Florencio Méndez Casariego
(Buenos Aires, 1927 - 1986)
More:
Informalism in Argentina
Florencio Méndez Casariego
 
He studies sculpturing and painting in Buenos Aires with Lucio Fontana, Héctor Basaldúa and Juan Carlos Castagnino. Between 1952 and 1953 he furthers his studies in the US. He takes part in the Informalist exhibition at Pizarro Gallery together with Greco, Pucciarelli and Estela Newbery in 1959. Due to his diplomatic duties, he resides many years throughout Europe and the US. After his Informalist stage, in 1965 he makes primary structures with which he takes part in an exhibition at the Di Tella Institute in 1966.

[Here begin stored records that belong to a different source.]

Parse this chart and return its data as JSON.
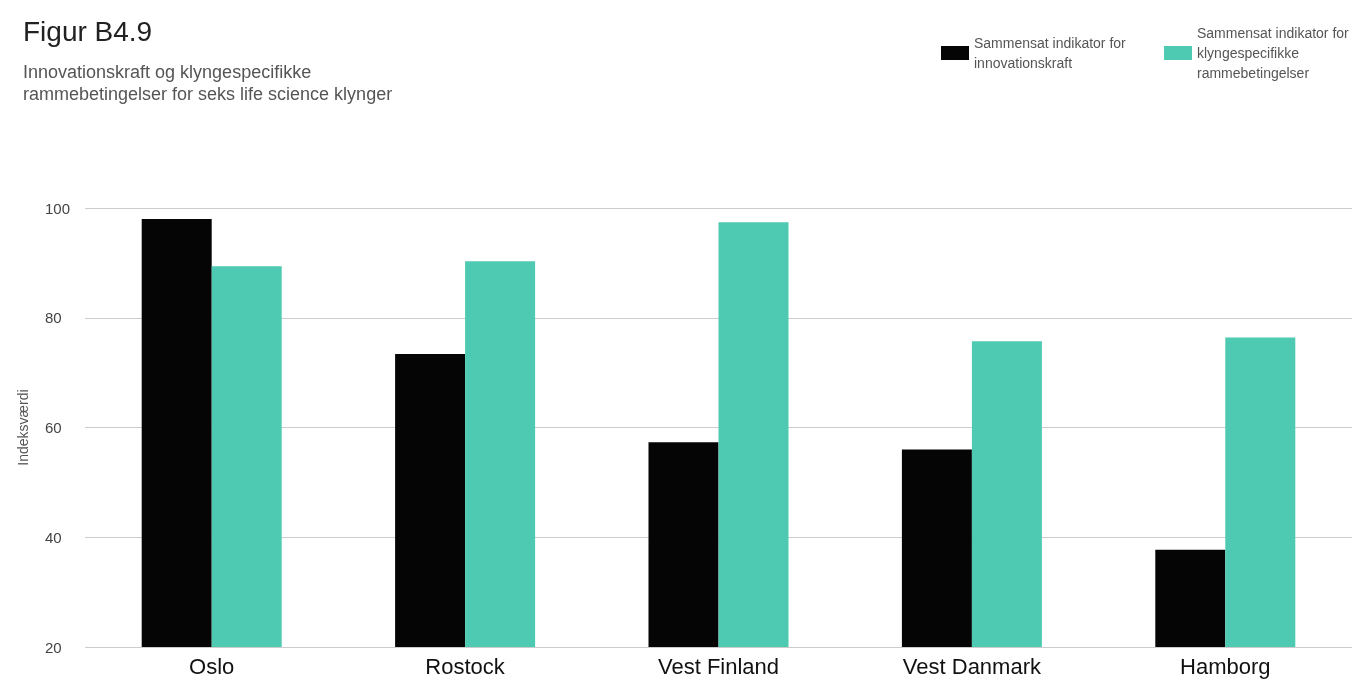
{
  "chart_data": {
    "type": "bar",
    "title": "Figur B4.9",
    "subtitle": "Innovationskraft og klyngespecifikke\nrammebetingelser for seks life science klynger",
    "ylabel": "Indeksværdi",
    "categories": [
      "Oslo",
      "Rostock",
      "Vest Finland",
      "Vest Danmark",
      "Hamborg"
    ],
    "series": [
      {
        "name": "Sammensat indikator for innovationskraft",
        "color": "#050505",
        "values": [
          98,
          73.4,
          57.3,
          56,
          37.7
        ]
      },
      {
        "name": "Sammensat indikator for klyngespecifikke rammebetingelser",
        "color": "#4ecab2",
        "values": [
          89.4,
          90.3,
          97.4,
          75.7,
          76.4
        ]
      }
    ],
    "ylim": [
      20,
      100
    ],
    "yticks": [
      20,
      40,
      60,
      80,
      100
    ],
    "grid": "y",
    "legend": "top right"
  }
}
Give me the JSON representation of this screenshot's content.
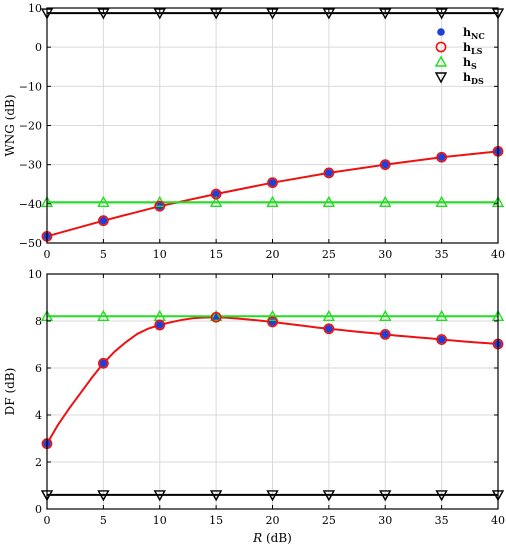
{
  "chart_data": [
    {
      "type": "line",
      "ylabel": "WNG (dB)",
      "xlabel": "",
      "xlim": [
        0,
        40
      ],
      "ylim": [
        -50,
        10
      ],
      "xticks": [
        "0",
        "5",
        "10",
        "15",
        "20",
        "25",
        "30",
        "35",
        "40"
      ],
      "yticks": [
        "10",
        "0",
        "−10",
        "−20",
        "−30",
        "−40",
        "−50"
      ],
      "grid": true,
      "legend_position": "top-right",
      "x": [
        0,
        5,
        10,
        15,
        20,
        25,
        30,
        35,
        40
      ],
      "series": [
        {
          "name": "h",
          "subscript": "NC",
          "marker": "filled-circle",
          "color": "#1f3fd6",
          "line": false,
          "values": [
            -48.3,
            -44.3,
            -40.6,
            -37.5,
            -34.6,
            -32.1,
            -30.0,
            -28.1,
            -26.6
          ]
        },
        {
          "name": "h",
          "subscript": "LS",
          "marker": "open-circle",
          "color": "#ee1111",
          "line": true,
          "values": [
            -48.3,
            -44.3,
            -40.6,
            -37.5,
            -34.6,
            -32.1,
            -30.0,
            -28.1,
            -26.6
          ]
        },
        {
          "name": "h",
          "subscript": "S",
          "marker": "triangle-up",
          "color": "#22dd22",
          "line": true,
          "values": [
            -39.6,
            -39.6,
            -39.6,
            -39.6,
            -39.6,
            -39.6,
            -39.6,
            -39.6,
            -39.6
          ]
        },
        {
          "name": "h",
          "subscript": "DS",
          "marker": "triangle-down",
          "color": "#000000",
          "line": true,
          "values": [
            8.7,
            8.7,
            8.7,
            8.7,
            8.7,
            8.7,
            8.7,
            8.7,
            8.7
          ]
        }
      ]
    },
    {
      "type": "line",
      "ylabel": "DF (dB)",
      "xlabel": "R (dB)",
      "xlim": [
        0,
        40
      ],
      "ylim": [
        0,
        10
      ],
      "xticks": [
        "0",
        "5",
        "10",
        "15",
        "20",
        "25",
        "30",
        "35",
        "40"
      ],
      "yticks": [
        "10",
        "8",
        "6",
        "4",
        "2",
        "0"
      ],
      "grid": true,
      "x": [
        0,
        5,
        10,
        15,
        20,
        25,
        30,
        35,
        40
      ],
      "curve_x": [
        0,
        1,
        2,
        3,
        4,
        5,
        6,
        7,
        8,
        9,
        10,
        11,
        12,
        13,
        14,
        15,
        16,
        17,
        18,
        19,
        20,
        21,
        22,
        23,
        24,
        25,
        26,
        27,
        28,
        29,
        30,
        31,
        32,
        33,
        34,
        35,
        36,
        37,
        38,
        39,
        40
      ],
      "curve_y": [
        2.78,
        3.6,
        4.3,
        4.95,
        5.6,
        6.2,
        6.7,
        7.1,
        7.45,
        7.68,
        7.83,
        7.95,
        8.05,
        8.12,
        8.15,
        8.16,
        8.14,
        8.1,
        8.06,
        8.01,
        7.96,
        7.9,
        7.84,
        7.78,
        7.72,
        7.67,
        7.62,
        7.57,
        7.52,
        7.48,
        7.43,
        7.38,
        7.34,
        7.3,
        7.26,
        7.21,
        7.17,
        7.13,
        7.09,
        7.06,
        7.02
      ],
      "series": [
        {
          "name": "h",
          "subscript": "NC",
          "marker": "filled-circle",
          "color": "#1f3fd6",
          "line": false,
          "values": [
            2.78,
            6.2,
            7.83,
            8.16,
            7.96,
            7.67,
            7.43,
            7.21,
            7.02
          ]
        },
        {
          "name": "h",
          "subscript": "LS",
          "marker": "open-circle",
          "color": "#ee1111",
          "line": true,
          "values": [
            2.78,
            6.2,
            7.83,
            8.16,
            7.96,
            7.67,
            7.43,
            7.21,
            7.02
          ]
        },
        {
          "name": "h",
          "subscript": "S",
          "marker": "triangle-up",
          "color": "#22dd22",
          "line": true,
          "values": [
            8.2,
            8.2,
            8.2,
            8.2,
            8.2,
            8.2,
            8.2,
            8.2,
            8.2
          ]
        },
        {
          "name": "h",
          "subscript": "DS",
          "marker": "triangle-down",
          "color": "#000000",
          "line": true,
          "values": [
            0.6,
            0.6,
            0.6,
            0.6,
            0.6,
            0.6,
            0.6,
            0.6,
            0.6
          ]
        }
      ]
    }
  ]
}
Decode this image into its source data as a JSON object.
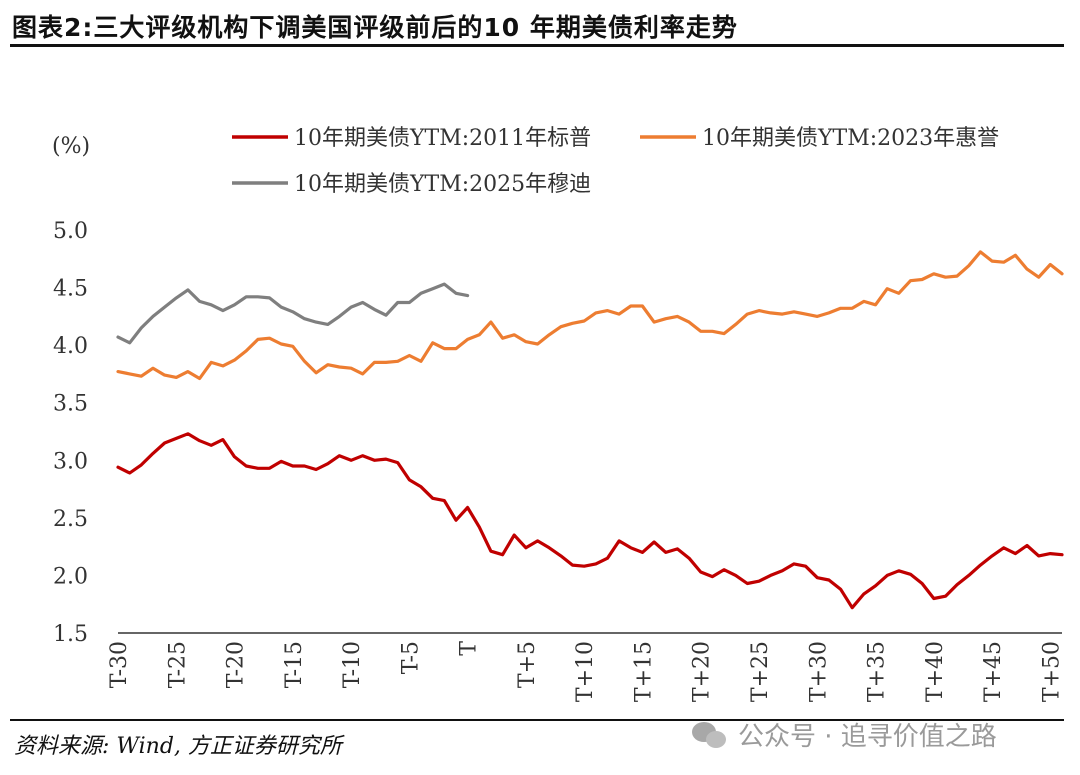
{
  "header": {
    "title": "图表2:三大评级机构下调美国评级前后的10 年期美债利率走势"
  },
  "footer": {
    "source": "资料来源: Wind, 方正证券研究所",
    "watermark": "公众号 · 追寻价值之路"
  },
  "chart_data": {
    "type": "line",
    "ylabel": "(%)",
    "ylim": [
      1.5,
      5.0
    ],
    "yticks": [
      "1.5",
      "2.0",
      "2.5",
      "3.0",
      "3.5",
      "4.0",
      "4.5",
      "5.0"
    ],
    "xlim": [
      -30,
      51
    ],
    "xticks": [
      {
        "label": "T-30",
        "x": -30
      },
      {
        "label": "T-25",
        "x": -25
      },
      {
        "label": "T-20",
        "x": -20
      },
      {
        "label": "T-15",
        "x": -15
      },
      {
        "label": "T-10",
        "x": -10
      },
      {
        "label": "T-5",
        "x": -5
      },
      {
        "label": "T",
        "x": 0
      },
      {
        "label": "T+5",
        "x": 5
      },
      {
        "label": "T+10",
        "x": 10
      },
      {
        "label": "T+15",
        "x": 15
      },
      {
        "label": "T+20",
        "x": 20
      },
      {
        "label": "T+25",
        "x": 25
      },
      {
        "label": "T+30",
        "x": 30
      },
      {
        "label": "T+35",
        "x": 35
      },
      {
        "label": "T+40",
        "x": 40
      },
      {
        "label": "T+45",
        "x": 45
      },
      {
        "label": "T+50",
        "x": 50
      }
    ],
    "grid": false,
    "legend_position": "top",
    "series": [
      {
        "name": "10年期美债YTM:2011年标普",
        "color": "#C00000",
        "x_start": -30,
        "values": [
          2.94,
          2.89,
          2.96,
          3.06,
          3.15,
          3.19,
          3.23,
          3.17,
          3.13,
          3.18,
          3.03,
          2.95,
          2.93,
          2.93,
          2.99,
          2.95,
          2.95,
          2.92,
          2.97,
          3.04,
          3.0,
          3.04,
          3.0,
          3.01,
          2.98,
          2.83,
          2.77,
          2.67,
          2.65,
          2.48,
          2.59,
          2.42,
          2.21,
          2.18,
          2.35,
          2.24,
          2.3,
          2.24,
          2.17,
          2.09,
          2.08,
          2.1,
          2.15,
          2.3,
          2.24,
          2.2,
          2.29,
          2.2,
          2.23,
          2.15,
          2.03,
          1.99,
          2.05,
          2.0,
          1.93,
          1.95,
          2.0,
          2.04,
          2.1,
          2.08,
          1.98,
          1.96,
          1.88,
          1.72,
          1.84,
          1.91,
          2.0,
          2.04,
          2.01,
          1.93,
          1.8,
          1.82,
          1.92,
          2.0,
          2.09,
          2.17,
          2.24,
          2.19,
          2.26,
          2.17,
          2.19,
          2.18
        ]
      },
      {
        "name": "10年期美债YTM:2023年惠誉",
        "color": "#ED7D31",
        "x_start": -30,
        "values": [
          3.77,
          3.75,
          3.73,
          3.8,
          3.74,
          3.72,
          3.77,
          3.71,
          3.85,
          3.82,
          3.87,
          3.95,
          4.05,
          4.06,
          4.01,
          3.99,
          3.86,
          3.76,
          3.83,
          3.81,
          3.8,
          3.75,
          3.85,
          3.85,
          3.86,
          3.91,
          3.86,
          4.02,
          3.97,
          3.97,
          4.05,
          4.09,
          4.2,
          4.06,
          4.09,
          4.03,
          4.01,
          4.09,
          4.16,
          4.19,
          4.21,
          4.28,
          4.3,
          4.27,
          4.34,
          4.34,
          4.2,
          4.23,
          4.25,
          4.2,
          4.12,
          4.12,
          4.1,
          4.18,
          4.27,
          4.3,
          4.28,
          4.27,
          4.29,
          4.27,
          4.25,
          4.28,
          4.32,
          4.32,
          4.38,
          4.35,
          4.49,
          4.45,
          4.56,
          4.57,
          4.62,
          4.59,
          4.6,
          4.69,
          4.81,
          4.73,
          4.72,
          4.78,
          4.66,
          4.59,
          4.7,
          4.62
        ]
      },
      {
        "name": "10年期美债YTM:2025年穆迪",
        "color": "#7F7F7F",
        "x_start": -30,
        "values": [
          4.07,
          4.02,
          4.15,
          4.25,
          4.33,
          4.41,
          4.48,
          4.38,
          4.35,
          4.3,
          4.35,
          4.42,
          4.42,
          4.41,
          4.33,
          4.29,
          4.23,
          4.2,
          4.18,
          4.25,
          4.33,
          4.37,
          4.31,
          4.26,
          4.37,
          4.37,
          4.45,
          4.49,
          4.53,
          4.45,
          4.43
        ]
      }
    ]
  }
}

He then returns to the sensitive abstraction with a style derived from Minimalism. He finally adheres to the general climate of the Nueva imagen (New Image) with an Expresionist style of great synthesis, where abstract and figurative elements manage to co-exist. In 1960 he takes part in the 9ª Gutai Art Exhibition, in Osaka, Japan. Among his private exhibitions we can point out: 1960, Nihonbashi Gallery, Tokyo; 1961, Cavallotti Gallery, Génova, Italy; 1962, Galería del Corso, Milán; 1969, Kensingsten Gallery, Londres; 1977, Carmen Waugh Gallery, Buenos Aires. He joins the Abstracción sensible group in Buenos Aires, whose three exhibits took place in 1981.